Application of the Darzens Glycidic Ester Synthesis

Darzen Halogenation can be used to produce alkyl halides from alcohols using thionyl chloride or bromide (SOX2) and a tiny amount of a nitrogen base such as tertiary amine or pyridine, or analogous hydrochloride. This procedure cannot be used to make alkyl bromides or iodides because of the unstable nature of the thionyl bromide and the absence of the thionyl iodide. For the production of alkyl chlorides, gaseous SO2 and HCl are desirable byproducts. However, this is not the case with the phosphorus chloride approach, and as a result, it is not employed to make alkyl chlorides.

A ketone or aldehyde reacts with a halo ester and a base to generate an -epoxy ester, also known as a “glycidic ester,” in the Darzens reaction (also known as the Darzens condensation or glycidic ester condensation). In 1904, Auguste Georges Darzens discovered this redox reaction in his laboratory.

Key Details

• The reaction’s broad synthetic scope can be attributed to the reaction’s wide tolerance of functional groups and the numerous reaction conditions that can be used. 

• There are numerous substitutes for simple esters that can be used in the enolate formation process. 

• These changes have assured their continued relevance, with a wide range of solvents and bases providing the necessary conditions. 

• Dihalogen epoxy esters have been used extensively in a wide range of applications.

• The invention of the asymmetric reaction and improved management of stereoisomers are two of the reaction’s most promising recent improvements. 

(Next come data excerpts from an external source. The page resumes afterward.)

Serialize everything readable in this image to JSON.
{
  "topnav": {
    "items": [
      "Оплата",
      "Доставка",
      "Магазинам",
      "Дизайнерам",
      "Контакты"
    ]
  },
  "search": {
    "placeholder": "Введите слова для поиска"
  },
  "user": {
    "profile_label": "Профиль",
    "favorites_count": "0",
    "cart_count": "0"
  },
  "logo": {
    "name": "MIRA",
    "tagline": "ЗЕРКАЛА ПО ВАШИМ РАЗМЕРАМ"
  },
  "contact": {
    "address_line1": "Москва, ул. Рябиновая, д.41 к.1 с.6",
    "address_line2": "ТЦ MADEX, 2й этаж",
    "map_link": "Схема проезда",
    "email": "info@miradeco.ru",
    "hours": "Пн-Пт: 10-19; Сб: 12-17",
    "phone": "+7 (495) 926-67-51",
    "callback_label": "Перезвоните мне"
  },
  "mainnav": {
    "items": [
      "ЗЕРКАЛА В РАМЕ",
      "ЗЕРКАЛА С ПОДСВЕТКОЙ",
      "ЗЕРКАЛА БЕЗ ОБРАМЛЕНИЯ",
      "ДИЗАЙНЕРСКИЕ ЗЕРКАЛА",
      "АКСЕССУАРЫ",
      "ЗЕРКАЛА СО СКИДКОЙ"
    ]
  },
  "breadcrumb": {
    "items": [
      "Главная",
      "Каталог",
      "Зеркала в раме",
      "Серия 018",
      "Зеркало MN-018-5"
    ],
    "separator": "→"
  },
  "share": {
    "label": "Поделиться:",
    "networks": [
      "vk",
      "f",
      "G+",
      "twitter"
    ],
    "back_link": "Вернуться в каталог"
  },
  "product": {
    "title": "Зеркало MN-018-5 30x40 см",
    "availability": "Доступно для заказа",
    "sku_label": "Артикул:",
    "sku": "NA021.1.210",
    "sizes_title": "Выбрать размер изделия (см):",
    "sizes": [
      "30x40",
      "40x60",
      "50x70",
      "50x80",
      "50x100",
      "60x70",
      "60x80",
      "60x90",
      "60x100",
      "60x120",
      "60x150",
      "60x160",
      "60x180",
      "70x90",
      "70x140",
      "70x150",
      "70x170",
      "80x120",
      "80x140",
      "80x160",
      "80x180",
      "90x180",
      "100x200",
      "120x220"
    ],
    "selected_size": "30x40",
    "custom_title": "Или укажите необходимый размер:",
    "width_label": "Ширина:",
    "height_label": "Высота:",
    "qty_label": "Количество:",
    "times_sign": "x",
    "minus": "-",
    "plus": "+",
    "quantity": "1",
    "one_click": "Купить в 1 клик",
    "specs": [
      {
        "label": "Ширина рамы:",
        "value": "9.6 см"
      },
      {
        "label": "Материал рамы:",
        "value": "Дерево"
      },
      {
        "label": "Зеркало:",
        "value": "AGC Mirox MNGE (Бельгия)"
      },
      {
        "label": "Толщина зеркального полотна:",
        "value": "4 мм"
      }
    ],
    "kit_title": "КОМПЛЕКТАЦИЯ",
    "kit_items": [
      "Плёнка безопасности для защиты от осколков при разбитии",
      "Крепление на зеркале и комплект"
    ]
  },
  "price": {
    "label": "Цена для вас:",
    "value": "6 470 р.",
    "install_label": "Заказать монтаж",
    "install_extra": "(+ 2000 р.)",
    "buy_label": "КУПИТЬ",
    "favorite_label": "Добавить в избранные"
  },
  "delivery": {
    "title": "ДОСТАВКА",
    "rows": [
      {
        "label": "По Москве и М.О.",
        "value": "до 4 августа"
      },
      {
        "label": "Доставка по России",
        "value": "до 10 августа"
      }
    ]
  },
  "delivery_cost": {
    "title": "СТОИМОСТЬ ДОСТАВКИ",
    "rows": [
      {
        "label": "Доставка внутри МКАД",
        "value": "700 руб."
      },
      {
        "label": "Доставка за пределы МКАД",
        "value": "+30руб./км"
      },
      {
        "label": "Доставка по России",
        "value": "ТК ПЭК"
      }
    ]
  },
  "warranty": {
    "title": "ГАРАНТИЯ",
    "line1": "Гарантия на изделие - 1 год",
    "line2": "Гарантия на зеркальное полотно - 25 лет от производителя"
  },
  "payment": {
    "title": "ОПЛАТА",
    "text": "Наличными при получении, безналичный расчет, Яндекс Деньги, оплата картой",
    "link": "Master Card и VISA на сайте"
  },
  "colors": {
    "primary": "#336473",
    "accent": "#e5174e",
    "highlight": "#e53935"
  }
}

• Catalytic asymmetric Darzens reactions have a wide range of applications in pharmaceutical chemistry. However, the catalytic asymmetric Darzens reaction does not yet appear to be used in the synthesis of medicinal molecules.

Reaction Mechanics

The reaction step commences when a strong base is employed to produce a carbanion at the halogenated site. This carbanion is a resonance-stabilised enolate because of the ester, making its formation simple. Another carbonyl group is attacked by this nucleophilic structure, resulting in the formation of a new carbon-carbon bond. A base-catalysed aldol reaction is analogous to the first two steps here. The oxygen anion then performs an intramolecular SN2 attack on the halide-bearing site in this aldol-like product to generate an aldehyde. This is a condensation reaction because the two reactant molecules combine and lose HCl in the process.

If additional carbonyl functional groups are available, they can be utilised instead of an ester for this initial deprotonation step. If the starting material is a -halo amide, the end product is an epoxy amide. Any strong base will do for the first deprotonation. The alkoxide with the ester side chain is typically used to avoid problems caused by possible acyl exchange side reactions if the starting material is an ester.

Stereochemistry

• The epoxide can exist in cis or trans-form, depending on the precise structures involved. Cis or trans may be the result of a specific reaction. 

• Many characteristics of the sequence’s intermediary phases influence the stereochemistry of the reaction.

• In this phase, the carbanion first attacks the carbonyl and establishes early stereochemistry of the reaction cycle. 

• At this point, two sp3 (tetrahedral) carbons are formed, allowing the halohydrin intermediate to be diastereomeric in two different ways. 

• Chemical kinetics dictate that the reaction’s primary end product will be the product that is easiest and fastest to generate. 

• The epoxide’s cis or trans-form is determined by the kinetics of an intermediary step in the subsequent SN2 reaction. 

• Since the halohydrin was formed under such basic conditions before the SN2 reaction, it is possible that it will epimerise instead. As a result, the first created diastereomer may transform into another. 

• As this is an equilibrium process, chemical thermodynamics dictates whether the epoxide forms in the cis or trans-form, regardless of the kinetic outcome.

Applications

• It has become possible to synthesise many medications industrially because of the Darzens condensation’s versatility. 

• Since there are so few recent examples, it’s safe to say that this reaction isn’t now considered a primary route for epoxide synthesis. 

• Reactions such as the homologation phases of vitamin A and Ibuprofen have been effectively executed in industrial-scale syntheses using the classical approach. 

• Additionally, a more recent example utilised the Darzens condensation as an alternate synthesis technique for epiasarinin.

Conclusion

One of the most well-known methods for creating -epoxy esters is the Darzens condensation. A halohydrin-type intermediate is formed when a carbonyl molecule reacts with a halo ester along with a base. The glycidic ester is then formed through a further ring closure. The Darzens reaction uses a non-oxidative mechanism to produce epoxides with electron-withdrawing groups. There are several mechanisms for the creation of epoxides.

Darzens condensation permits the carbon-carbon connection and the epoxide ring to be formed in one process, while nucleophilic epoxidation of an unsaturated ester is required for the production of glycidic esters by nucleophilic epoxidation.